Nous demandons que, par la suite, les régiments provinciaux soient composés de sujets de la province enrôlés volontairement, et que dans les villes, bourgs et paroisses de campagnes, le tiers-état contribue à la levée des soldats en proportion de ses facultés. II est juste que celui qui a plus de possessions á conserver, paye plus les hommes qui lui garantissent la jouissance paisible de ses propriétés.

Tels sont les objets que la communauté de La Chaussée entend être présenté aux États Généraux assemblés, à la sagesse desquels, ainsi qu'aux bontés du Roy pour son peuple, et aux vues patriotique du ministre actuelle des finances, ils s'en rapportent entièrement, persuadé qu'en ses États Généraux ils ne s'occuperont que du bien commun des peuples, et particulièrement de la classe la plus indigente de l'État.

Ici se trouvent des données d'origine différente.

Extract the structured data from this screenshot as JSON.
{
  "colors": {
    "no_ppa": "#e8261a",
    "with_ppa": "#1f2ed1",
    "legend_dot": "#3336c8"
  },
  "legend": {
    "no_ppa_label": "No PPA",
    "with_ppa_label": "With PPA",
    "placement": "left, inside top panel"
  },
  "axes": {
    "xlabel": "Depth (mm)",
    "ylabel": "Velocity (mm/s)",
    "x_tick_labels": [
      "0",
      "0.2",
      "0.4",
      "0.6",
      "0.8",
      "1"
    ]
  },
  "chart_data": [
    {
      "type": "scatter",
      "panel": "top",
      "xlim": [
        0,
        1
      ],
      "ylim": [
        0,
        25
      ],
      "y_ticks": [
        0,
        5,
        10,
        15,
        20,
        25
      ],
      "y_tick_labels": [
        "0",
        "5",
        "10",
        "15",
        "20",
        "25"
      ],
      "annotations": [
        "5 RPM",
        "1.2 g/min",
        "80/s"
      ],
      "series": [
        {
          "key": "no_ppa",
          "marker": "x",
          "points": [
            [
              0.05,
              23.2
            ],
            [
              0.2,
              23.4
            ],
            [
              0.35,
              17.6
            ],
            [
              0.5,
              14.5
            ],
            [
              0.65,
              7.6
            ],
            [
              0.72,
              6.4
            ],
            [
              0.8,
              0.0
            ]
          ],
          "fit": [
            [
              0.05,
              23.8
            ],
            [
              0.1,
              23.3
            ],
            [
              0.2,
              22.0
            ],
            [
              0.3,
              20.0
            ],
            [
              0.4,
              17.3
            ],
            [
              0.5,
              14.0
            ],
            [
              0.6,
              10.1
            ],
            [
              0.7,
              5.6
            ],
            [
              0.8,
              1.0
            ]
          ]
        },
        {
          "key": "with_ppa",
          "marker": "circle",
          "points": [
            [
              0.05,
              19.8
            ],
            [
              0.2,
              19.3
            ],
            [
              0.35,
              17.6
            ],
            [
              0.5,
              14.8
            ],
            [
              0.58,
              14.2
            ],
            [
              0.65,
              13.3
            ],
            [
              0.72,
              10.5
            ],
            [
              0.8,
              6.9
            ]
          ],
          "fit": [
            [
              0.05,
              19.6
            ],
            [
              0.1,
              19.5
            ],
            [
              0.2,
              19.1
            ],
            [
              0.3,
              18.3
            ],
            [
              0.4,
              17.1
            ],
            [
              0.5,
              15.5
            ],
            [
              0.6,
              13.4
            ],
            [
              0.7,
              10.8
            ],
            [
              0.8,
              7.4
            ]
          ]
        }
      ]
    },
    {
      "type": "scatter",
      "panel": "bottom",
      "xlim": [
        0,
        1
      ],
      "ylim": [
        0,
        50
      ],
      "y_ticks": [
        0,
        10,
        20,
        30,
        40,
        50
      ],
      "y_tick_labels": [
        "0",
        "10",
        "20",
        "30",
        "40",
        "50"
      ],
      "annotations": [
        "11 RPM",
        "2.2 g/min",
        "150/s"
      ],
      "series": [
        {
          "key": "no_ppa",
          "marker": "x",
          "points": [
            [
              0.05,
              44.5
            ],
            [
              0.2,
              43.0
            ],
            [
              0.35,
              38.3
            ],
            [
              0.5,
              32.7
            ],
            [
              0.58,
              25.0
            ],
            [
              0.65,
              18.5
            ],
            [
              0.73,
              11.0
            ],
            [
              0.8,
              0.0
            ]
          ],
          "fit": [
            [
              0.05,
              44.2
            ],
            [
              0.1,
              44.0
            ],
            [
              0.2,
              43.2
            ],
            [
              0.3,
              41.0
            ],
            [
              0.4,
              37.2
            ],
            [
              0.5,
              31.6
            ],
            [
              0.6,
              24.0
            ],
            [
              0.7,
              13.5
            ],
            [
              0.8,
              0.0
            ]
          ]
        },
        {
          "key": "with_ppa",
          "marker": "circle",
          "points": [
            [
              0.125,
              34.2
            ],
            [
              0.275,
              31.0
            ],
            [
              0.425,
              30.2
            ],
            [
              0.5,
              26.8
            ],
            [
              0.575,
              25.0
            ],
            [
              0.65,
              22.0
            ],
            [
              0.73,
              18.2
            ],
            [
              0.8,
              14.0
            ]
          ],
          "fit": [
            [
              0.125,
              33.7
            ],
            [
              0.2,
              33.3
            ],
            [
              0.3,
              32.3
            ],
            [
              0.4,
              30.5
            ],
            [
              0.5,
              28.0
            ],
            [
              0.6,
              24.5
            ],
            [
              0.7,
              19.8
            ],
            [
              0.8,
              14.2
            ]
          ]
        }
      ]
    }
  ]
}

Fait et arrêté á La Chaussée le vingt et un mars mil sept cent quatre-vingt-neuf.

Signé: Thuillier de Monrefuge, Jean-Baptiste Fouache, Mercier, Barbier , Thuillier, Honoré Lenoir, Canteleu, Vasseur, Brunet, Chambellant, Cherville, Deflandre, Mercier, Barbier, Malet, Barbier, Pierre Ravin, Augustin Lenoir, Jean-Baptiste Brunet, François Depoix, Cauchy, Pierre Hulot, Jean-Baptiste Horville, Jean Diu, Bondois, François Guillerand, Bernard, Montigny.

Procés-verbal d'élection. COMPARANTS : Pierre-Charles-Pascal Thuillier de Monrefuge, Jean-Baptiste Fouache, Jean-Baptiste Mercier, Pierre-Louis Thuilier, Jacques Barbier, Honoré Lenoir, Blimont Canteleux, Martin Vasseur, Ambroise Brunet, Jean Chambellant, Charles Horville, Martin Deflandre, Augustin Mercier, Charles-François Barbier, Eloy Malet, Agatange Barbier, Pierre Ravin, Augustin Lenoir, Jean-Baptiste Brunet, François Depoix, Jean-Baptiste Cauchy, Pierre Hulot, Jean-Baptiste Horville, Jean-Baptiste Dieu, Jacques Bondois, François Guillerand. DÉPUTÉS : Pierre-Charles-Pascal Thuillier de Monrefuge, Jean-Baptiste Fouache.